Moving OutHello to all of the wonderful friends here that have given me so much support and help. As many of you know I am moving out of the sexless marriage with my mentally ill wife. I know that when anyone steps out and does what they need to do, it give courage to the ones who have yet to step out. That is at least partially why I am writing today. The step out is easy in the sense that I knew it was the only thing left to do but difficult because divorce under the best of circumstances is a nasty business.
Life is hard at times but as the quote in my profile says "Maturity is the ability to face the harsh realities of life." I have not always faced such harsh realities in my life but I am facing them now. My wife is mentally ill and that took a good while to sink in. I consider myself free to share the pain of that reality in a forurm like this because no one here knows me or my wife. Even then it took extra courage to do this because speaking ill of her in any form is considered by her to be the ultimate betrayal. Yet it is this kind of manipulative behavior that has trapped me into silence and submission for far too long.
I had to admit to myself that I have been putting up with abusive behavior for years and as such was a battered husband. I did not like to admit such a thing but wrote a story explaining it. That was difficult as well. When the story was criticized by someone I did not have to respond to the criticism for someone else did in the very next comment. It made me feel vinidcated and relieved all at the same time.

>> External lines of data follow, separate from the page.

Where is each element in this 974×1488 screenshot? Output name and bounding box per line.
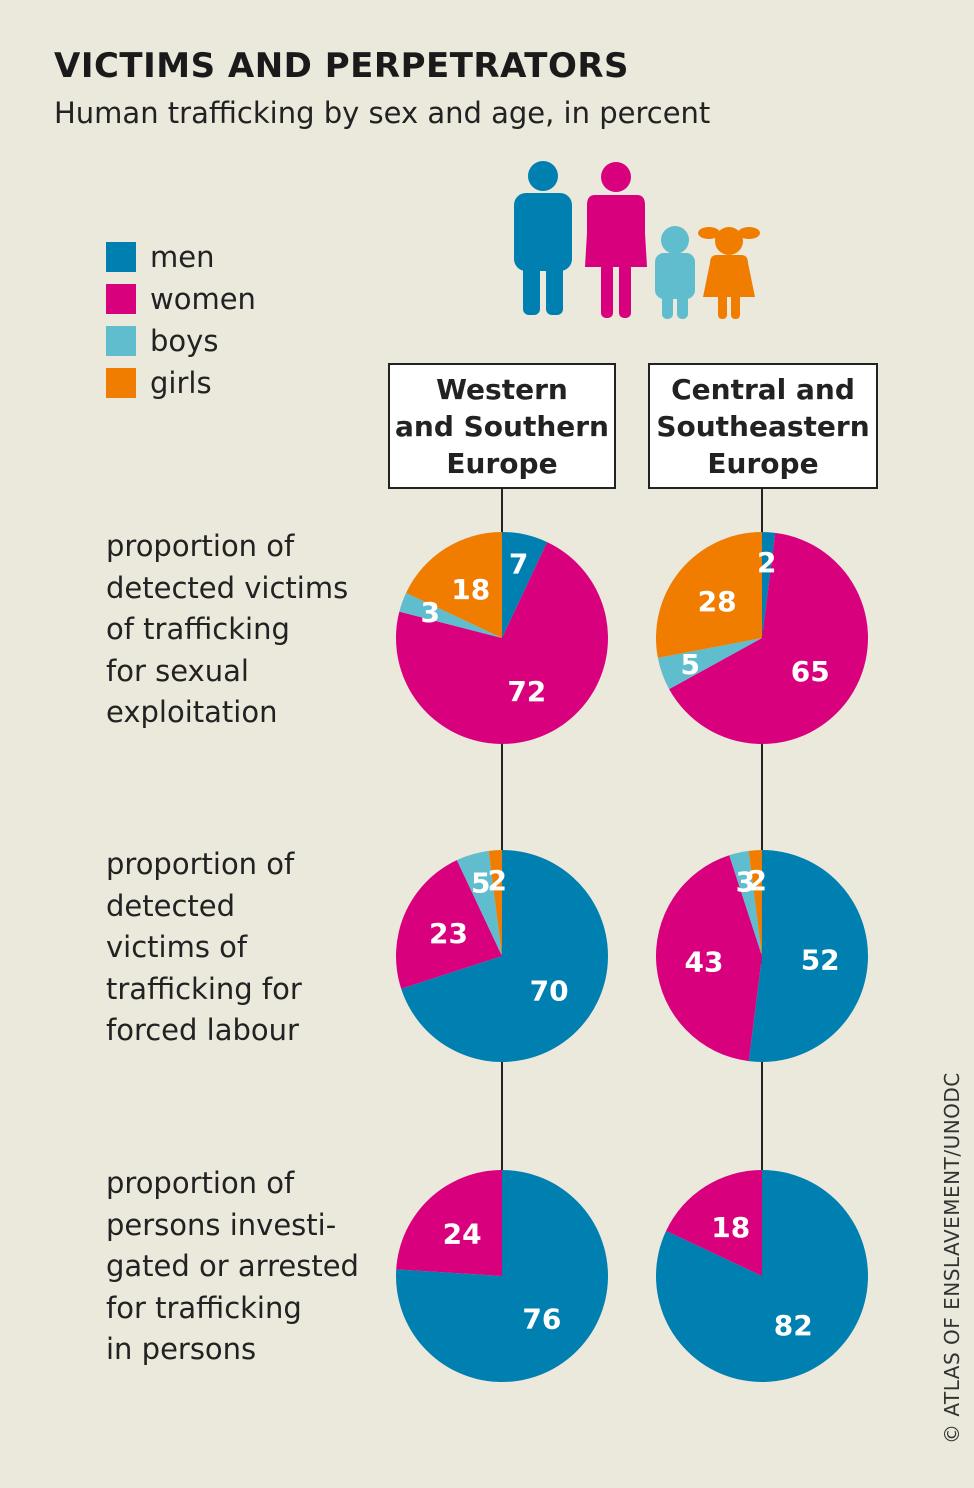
data-label-women: 24: [443, 1218, 482, 1251]
data-label-men: 2: [757, 546, 776, 579]
row-label-perpetrators: proportion of persons investi- gated or …: [106, 1166, 359, 1366]
data-label-girls: 2: [747, 864, 766, 897]
data-label-women: 18: [711, 1211, 750, 1244]
page-subtitle: Human trafficking by sex and age, in per…: [54, 96, 711, 130]
legend-swatch-boys: [106, 326, 136, 356]
data-label-boys: 3: [420, 596, 439, 629]
legend-item-men: men: [106, 236, 256, 278]
pie-slice-women: [395, 542, 608, 744]
woman-figure-icon: [585, 162, 647, 318]
boy-figure-icon: [655, 226, 695, 319]
data-label-men: 52: [801, 944, 840, 977]
pie-slice-women: [666, 1170, 762, 1276]
data-label-boys: 3: [736, 866, 755, 899]
pie-slice-men: [748, 850, 868, 1062]
data-label-girls: 2: [487, 864, 506, 897]
legend-item-girls: girls: [106, 362, 256, 404]
man-figure-icon: [514, 161, 572, 315]
row-label-forced-labour: proportion of detected victims of traffi…: [106, 847, 302, 1047]
pie-slice-men: [656, 1170, 869, 1383]
pie-slice-boys: [729, 850, 762, 956]
data-label-men: 7: [509, 548, 528, 581]
pie-slice-women: [396, 860, 502, 989]
pie-slice-boys: [657, 638, 762, 690]
data-label-men: 70: [530, 974, 569, 1007]
pie-slice-boys: [399, 592, 502, 638]
data-label-women: 72: [507, 675, 546, 708]
legend-item-boys: boys: [106, 320, 256, 362]
row-label-sexual-exploitation: proportion of detected victims of traffi…: [106, 529, 349, 729]
pie-slice-men: [502, 532, 548, 638]
pie-slice-girls: [748, 850, 762, 956]
legend-label-boys: boys: [150, 324, 219, 358]
pie-slice-boys: [456, 850, 502, 956]
pie-slice-women: [655, 855, 762, 1062]
legend-item-women: women: [106, 278, 256, 320]
data-label-women: 23: [429, 917, 468, 950]
pie-slice-men: [401, 850, 609, 1062]
data-label-men: 82: [774, 1309, 813, 1342]
legend-swatch-women: [106, 284, 136, 314]
legend-swatch-men: [106, 242, 136, 272]
data-label-boys: 5: [471, 867, 490, 900]
data-label-women: 43: [684, 945, 723, 978]
pie-slice-girls: [406, 532, 502, 638]
data-label-men: 76: [522, 1302, 561, 1335]
pie-slice-women: [396, 1170, 502, 1276]
pie-slice-girls: [488, 850, 502, 956]
data-label-girls: 28: [698, 585, 737, 618]
legend-label-girls: girls: [150, 366, 212, 400]
credit: © ATLAS OF ENSLAVEMENT/UNODC: [940, 1072, 964, 1444]
pie-slice-girls: [656, 532, 762, 658]
column-header-central-southeastern-europe: Central and Southeastern Europe: [648, 363, 878, 489]
data-label-women: 65: [791, 655, 830, 688]
legend: men women boys girls: [106, 236, 256, 404]
page-title: VICTIMS AND PERPETRATORS: [54, 46, 630, 86]
data-label-girls: 18: [451, 573, 490, 606]
column-header-western-southern-europe: Western and Southern Europe: [388, 363, 616, 489]
legend-swatch-girls: [106, 368, 136, 398]
pie-slice-men: [762, 532, 776, 638]
data-label-boys: 5: [680, 648, 699, 681]
legend-label-men: men: [150, 240, 215, 274]
pie-slice-women: [669, 532, 868, 744]
family-figures-icon: [514, 161, 760, 319]
girl-figure-icon: [698, 227, 760, 319]
legend-label-women: women: [150, 282, 256, 316]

I had to face the fact the church despite my love for it and the love I have receieved and given to its members let me down at crucial times and in the end had no real forum for helping a member living with a spouse who had a severe mental illness. Marriage is still sacred but so is the dignity and respect that should come out of marriage. In my marriage I was controlled, manipulated, and verbally abused for years. Does that constitue a marriage? Would the church have allowed such abuse to happen if a man treated a woman in such a way?
I had to face the very hard truth that many people will never understand how I could end a marriage of almost 33 years. My wife due to the nature of her illness will probably never understand why I even want to leave as she does not consider her behavior abusive. It was even more difficult to realize that her behavior towards me was not only abusive but cruel.
The last but perhaps the easiest truth I have had to face is that I no longer consider myself married even though we have yet to divorce. I have looked for other women and talked to other women on the phone. I have even gone to dinner with one woman twice. For the phone calls alone my wife calls me an adulterer and reminds me at least once a week that God sees what I am doing. I will trust in God's judgement and do not need to be reminded of his presence or in his ability and right to judge me and all people. I know what the church thinks of me but I have not been married to a woman for all these years but to a child. A child who is never satisfied and who will always need more from me than anyone could even give to her or to any person. The day I decided to leave the marriage was the day she was no longer my wife. The rest was just a legal formaity. That may sound harsh but it is by far the easiest of the hard truths I have had to face.